For the equation $y = 4x^2 + 8x + 5$, what are the values of x such that y/5 is an integer?
For example, if x = 3, $y = 4(3^2) + 8(3) + 5$ = 65
if x = 5, y = 145
if x = 8, y = 325
Is there a formula to determine values of x that will result in a value of y that is divisible by 5?
On
Just try $x=0,1,2,3,4$. Adding $5$ to $x$ will not change the remainder when $y$ is divided by $5$. You have shown that all $x$ that are equivalent to $0$ or $3 \pmod 5$ work. How about the others?
On
I assume that you want X to also be an integer number.

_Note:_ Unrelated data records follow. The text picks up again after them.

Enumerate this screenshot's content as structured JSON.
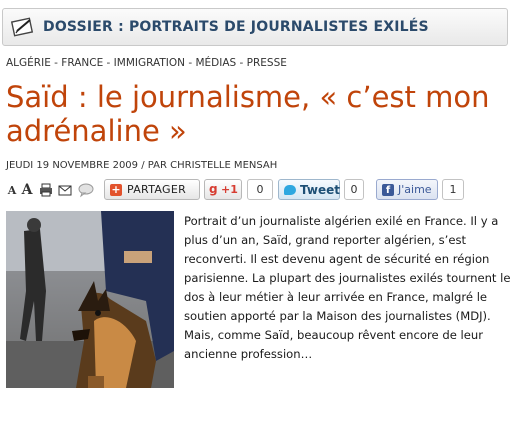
{
  "banner": {
    "title": "DOSSIER : PORTRAITS DE JOURNALISTES EXILÉS",
    "icon": "pencil-paper-icon"
  },
  "tags": "ALGÉRIE - FRANCE - IMMIGRATION - MÉDIAS - PRESSE",
  "article": {
    "title": "Saïd : le journalisme, « c’est mon adrénaline »",
    "byline": "JEUDI 19 NOVEMBRE 2009 / PAR CHRISTELLE MENSAH",
    "lead": "Portrait d’un journaliste algérien exilé en France. Il y a plus d’un an, Saïd, grand reporter algérien, s’est reconverti. Il est devenu agent de sécurité en région parisienne. La plupart des journalistes exilés tournent le dos à leur métier à leur arrivée en France, malgré le soutien apporté par la Maison des journalistes (MDJ). Mais, comme Saïd, beaucoup rêvent encore de leur ancienne profession…"
  },
  "tools": {
    "font_smaller": "A",
    "font_larger": "A",
    "share_label": "PARTAGER",
    "gplus_label": "+1",
    "gplus_count": "0",
    "tweet_label": "Tweet",
    "tweet_count": "0",
    "like_label": "J'aime",
    "like_count": "1"
  },
  "colors": {
    "title": "#c0440a",
    "banner_text": "#2b4a6b",
    "twitter": "#2ea7e0",
    "facebook": "#3b5998",
    "google": "#d73d32"
  }
}
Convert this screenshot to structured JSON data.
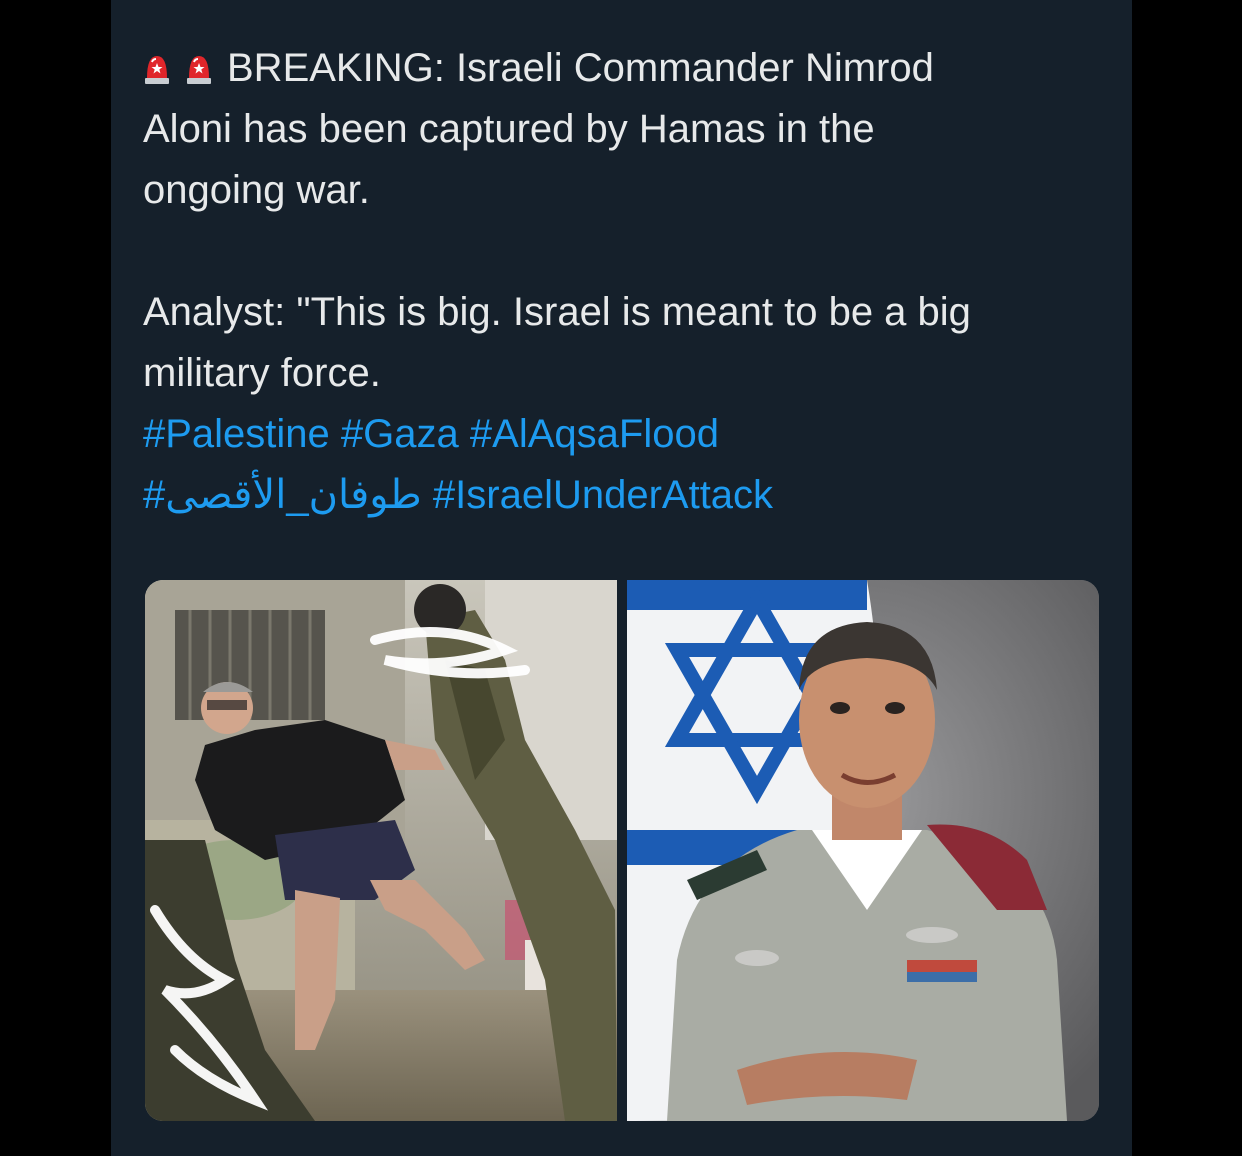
{
  "tweet": {
    "icons": [
      "police-light-emoji",
      "police-light-emoji"
    ],
    "lines": [
      "BREAKING: Israeli Commander Nimrod",
      "Aloni has been captured by Hamas in the",
      "ongoing war.",
      "Analyst: \"This is big. Israel is meant to be a big",
      "military force."
    ],
    "hashtags": {
      "palestine": "#Palestine",
      "gaza": "#Gaza",
      "alaqsaflood": "#AlAqsaFlood",
      "arabic": "#طوفان_الأقصى",
      "israelunderattack": "#IsraelUnderAttack"
    }
  },
  "colors": {
    "background": "#000000",
    "card": "#15202b",
    "text": "#e7e9ea",
    "link": "#1d9bf0"
  },
  "media": {
    "left_photo": "photo-captured-man",
    "right_photo": "photo-officer-portrait"
  }
}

Then you have $y = 4x^2 + 8x +5 = x(4x+8) + 5$
if you want y to be a multiple of 5, then $x(4x+8)$ must also be a multiple of 5. The values of x that will work are those of the form:
$$x = 5k$$ $$x = 5k + 3$$
where k is an integer. Since for $x = 5k+3$, $4x+8$ is congruent to 0 mod 5: $$4(5k+3)+8 \equiv 12+8 \equiv 0 \mod{5} $$
You can prove that if you take a number which is not congruent to 0 or 3 mod 5 then y won't be congruent to 0 mod 5 by working the expression $x(4x+8)$
Hope it was useful.
You are looking for those integers $x$ such that $\frac{4x^2+8x+5}{5}$ is integer, that are the solutions of $$ x^2+2x \equiv 0 \pmod{5}. $$ Since $\mathbb{Z}_5$ is a field, this is equivalent to $x\equiv 0\pmod{5}$ or $x\equiv 3 \pmod{5}$.